Tracy Cheri Jones: No Bullshit, From Trauma to Taxidermy

From being coached to lie to CPS at four years old…
to ending up on a psych ward as a teaching case…
Tracy has survived more than most people can imagine.

And somehow, she didn’t just survive… she rebuilt everything.

Summary

This episode of Ducking Realitea is a conversation about survival, self-rescue, and what it actually takes to rebuild a life when you were never given a solid foundation to begin with.

Siobhan sits down with Tracy of Black Widow Bottles, whose work in wet taxidermy feels almost poetic when you understand where it comes from. Tracy opens up about a childhood filled with abuse, a system that failed her, and the reality of being sent back to her abuser with a “he’s cured” stamp. She shares what it looked like to run away and live on the streets, become a young mom without any roadmap, spiral into addiction, and hit a point where she didn’t think she’d make it out, twice.

But this isn’t just about what she survived.

It’s about what she did next.

Years of therapy. Inpatient treatment. Finding the right combination of support, medication, and sheer will to keep going. Fighting to get her kids back. Learning how to exist in a body and mind that had only ever known survival mode. And eventually, creating art that honors life, grief, and memory in a way that feels deeply human.

She also speaks honestly about the parts that don’t tie up neatly, losing her daughter to addiction, navigating complicated grief with her mother, and learning how to set boundaries with family without apology.

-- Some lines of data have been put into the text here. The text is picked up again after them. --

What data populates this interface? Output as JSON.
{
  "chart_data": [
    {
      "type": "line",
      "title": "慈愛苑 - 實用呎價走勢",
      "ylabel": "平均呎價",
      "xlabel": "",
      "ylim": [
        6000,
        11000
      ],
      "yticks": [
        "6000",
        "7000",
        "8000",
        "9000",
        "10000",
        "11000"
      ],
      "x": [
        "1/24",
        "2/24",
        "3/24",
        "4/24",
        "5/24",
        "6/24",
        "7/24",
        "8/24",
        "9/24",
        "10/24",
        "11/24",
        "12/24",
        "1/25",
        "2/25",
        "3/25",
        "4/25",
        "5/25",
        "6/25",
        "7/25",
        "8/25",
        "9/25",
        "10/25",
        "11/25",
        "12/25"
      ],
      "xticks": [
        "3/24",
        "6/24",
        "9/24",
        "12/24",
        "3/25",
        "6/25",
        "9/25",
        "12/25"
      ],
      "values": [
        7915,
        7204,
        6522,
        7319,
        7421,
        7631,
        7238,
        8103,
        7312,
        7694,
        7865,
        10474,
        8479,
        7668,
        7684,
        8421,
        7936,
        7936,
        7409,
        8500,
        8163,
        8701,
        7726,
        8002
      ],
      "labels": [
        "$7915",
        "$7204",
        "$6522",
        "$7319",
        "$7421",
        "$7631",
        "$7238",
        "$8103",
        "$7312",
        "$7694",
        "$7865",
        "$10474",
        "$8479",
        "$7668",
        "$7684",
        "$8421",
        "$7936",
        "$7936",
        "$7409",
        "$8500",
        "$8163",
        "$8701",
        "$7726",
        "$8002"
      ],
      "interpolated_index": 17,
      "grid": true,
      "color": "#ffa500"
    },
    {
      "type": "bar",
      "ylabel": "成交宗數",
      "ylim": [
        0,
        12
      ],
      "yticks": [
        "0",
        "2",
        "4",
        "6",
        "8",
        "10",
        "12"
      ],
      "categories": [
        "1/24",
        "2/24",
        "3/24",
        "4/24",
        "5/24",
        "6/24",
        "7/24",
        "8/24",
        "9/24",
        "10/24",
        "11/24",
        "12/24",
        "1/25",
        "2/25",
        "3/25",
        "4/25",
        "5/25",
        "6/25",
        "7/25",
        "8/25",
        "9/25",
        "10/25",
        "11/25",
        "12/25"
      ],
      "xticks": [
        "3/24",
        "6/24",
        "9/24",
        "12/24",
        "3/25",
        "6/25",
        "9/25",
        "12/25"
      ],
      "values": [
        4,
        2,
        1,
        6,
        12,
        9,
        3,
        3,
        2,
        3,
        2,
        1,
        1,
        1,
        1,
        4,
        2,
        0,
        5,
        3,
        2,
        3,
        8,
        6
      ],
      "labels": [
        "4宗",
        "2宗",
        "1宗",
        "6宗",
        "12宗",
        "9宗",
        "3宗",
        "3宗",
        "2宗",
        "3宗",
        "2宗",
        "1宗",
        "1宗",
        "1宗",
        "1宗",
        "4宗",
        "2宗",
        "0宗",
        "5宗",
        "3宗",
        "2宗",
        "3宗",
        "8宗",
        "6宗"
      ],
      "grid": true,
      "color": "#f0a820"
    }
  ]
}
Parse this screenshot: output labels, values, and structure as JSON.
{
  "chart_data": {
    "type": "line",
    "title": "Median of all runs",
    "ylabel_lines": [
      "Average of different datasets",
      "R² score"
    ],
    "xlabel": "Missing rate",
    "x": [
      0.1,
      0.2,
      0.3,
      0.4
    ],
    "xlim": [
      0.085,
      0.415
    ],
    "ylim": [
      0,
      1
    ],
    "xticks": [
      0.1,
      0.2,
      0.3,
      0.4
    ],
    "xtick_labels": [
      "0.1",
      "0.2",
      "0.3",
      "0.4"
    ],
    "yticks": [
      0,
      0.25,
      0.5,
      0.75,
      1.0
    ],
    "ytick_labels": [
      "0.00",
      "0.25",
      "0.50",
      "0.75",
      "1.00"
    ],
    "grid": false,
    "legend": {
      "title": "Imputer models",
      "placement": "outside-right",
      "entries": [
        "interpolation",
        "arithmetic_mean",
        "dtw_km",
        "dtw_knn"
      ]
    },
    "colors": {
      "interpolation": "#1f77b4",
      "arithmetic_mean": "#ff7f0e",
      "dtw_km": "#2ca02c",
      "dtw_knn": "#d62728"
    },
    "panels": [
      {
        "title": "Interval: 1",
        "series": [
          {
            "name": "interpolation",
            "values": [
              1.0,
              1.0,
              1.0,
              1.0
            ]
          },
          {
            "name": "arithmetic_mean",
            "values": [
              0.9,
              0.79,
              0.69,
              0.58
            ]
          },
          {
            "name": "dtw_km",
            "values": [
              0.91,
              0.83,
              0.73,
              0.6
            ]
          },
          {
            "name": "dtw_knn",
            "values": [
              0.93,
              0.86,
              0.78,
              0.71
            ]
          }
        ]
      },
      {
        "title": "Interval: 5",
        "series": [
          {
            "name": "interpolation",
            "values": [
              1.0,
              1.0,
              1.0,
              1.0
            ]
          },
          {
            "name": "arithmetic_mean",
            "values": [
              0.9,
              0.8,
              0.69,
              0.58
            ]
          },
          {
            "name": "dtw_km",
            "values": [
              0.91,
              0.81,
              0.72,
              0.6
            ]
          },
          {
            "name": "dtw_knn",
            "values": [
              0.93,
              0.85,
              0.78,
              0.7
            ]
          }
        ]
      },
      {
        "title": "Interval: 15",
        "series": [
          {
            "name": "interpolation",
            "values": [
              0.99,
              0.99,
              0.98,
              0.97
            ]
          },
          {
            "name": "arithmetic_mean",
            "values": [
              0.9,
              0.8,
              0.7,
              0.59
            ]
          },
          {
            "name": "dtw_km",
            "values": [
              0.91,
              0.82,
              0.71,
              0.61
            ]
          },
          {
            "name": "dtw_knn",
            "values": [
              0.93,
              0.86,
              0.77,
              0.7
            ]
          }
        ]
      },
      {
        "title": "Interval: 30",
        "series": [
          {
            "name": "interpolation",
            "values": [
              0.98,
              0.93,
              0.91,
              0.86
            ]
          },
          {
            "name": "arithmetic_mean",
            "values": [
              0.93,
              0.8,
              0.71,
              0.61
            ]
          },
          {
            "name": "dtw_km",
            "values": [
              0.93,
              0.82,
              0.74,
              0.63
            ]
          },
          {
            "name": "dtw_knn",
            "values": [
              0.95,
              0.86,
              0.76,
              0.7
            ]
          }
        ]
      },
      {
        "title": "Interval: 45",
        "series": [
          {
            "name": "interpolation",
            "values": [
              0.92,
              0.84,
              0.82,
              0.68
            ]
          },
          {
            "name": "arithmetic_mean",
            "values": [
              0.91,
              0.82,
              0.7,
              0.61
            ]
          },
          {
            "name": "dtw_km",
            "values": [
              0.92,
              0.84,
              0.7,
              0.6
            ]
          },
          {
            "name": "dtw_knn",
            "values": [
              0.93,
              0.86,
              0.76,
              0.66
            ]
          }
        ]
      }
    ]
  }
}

If you’ve ever felt too far gone, too broken, or too behind to fix your life, this episode is your reminder:

Healing is messy. It’s nonlinear. And it’s still possible.

Tracy Cheri Jones

Tracy is the artist behind Black Widow Bottles, where she creates deeply intentional wet taxidermy and pet memorial pieces that honor life rather than just preserve it. Her work sits at the intersection of grief, beauty, and storytelling, giving people something tangible to hold onto when they’ve lost something they love.

A survivor of severe childhood abuse, homelessness, addiction, and complex PTSD, Tracy has spent decades doing the work—therapy, recovery, and rebuilding her life from the ground up. Today, she channels that lived experience into both her art and her voice, showing others what resilience can actually look like.

💡 Key Takeaways

  • Believing Survivors Matters
    When kids aren’t believed, it doesn’t just hurt in the moment, it rewires how they trust the world.

  • Trauma Doesn’t Stay in the Past
    Complex PTSD shapes emotional regulation, self-worth, and decision-making long into adulthood.

  • Healing Takes More Than One Thing
    Therapy, medication, community, and time, all of it matters. There’s no single fix.

  • Parenting Without a Blueprint
    Trying to raise kids when you were never properly raised yourself is messy, but repair is still possible.

  • Grief Isn’t Clean or Fair
    Losing her daughter and her mother left questions that don’t have answers, and that’s part of the reality.

  • Art as Survival & Meaning
    Her work with memorials and taxidermy became a way to process grief, honor life, and create connection.

  • Boundaries Are Non-Negotiable
    Choosing peace over toxic family dynamics is not selfish—it’s survival.

  • Homelessness Is Human
    Life on the streets isn’t what people think, and kindness can go a long way.

“I survived so much, and I have never, ever abused anyone. Your trauma is not a free pass to hurt people.”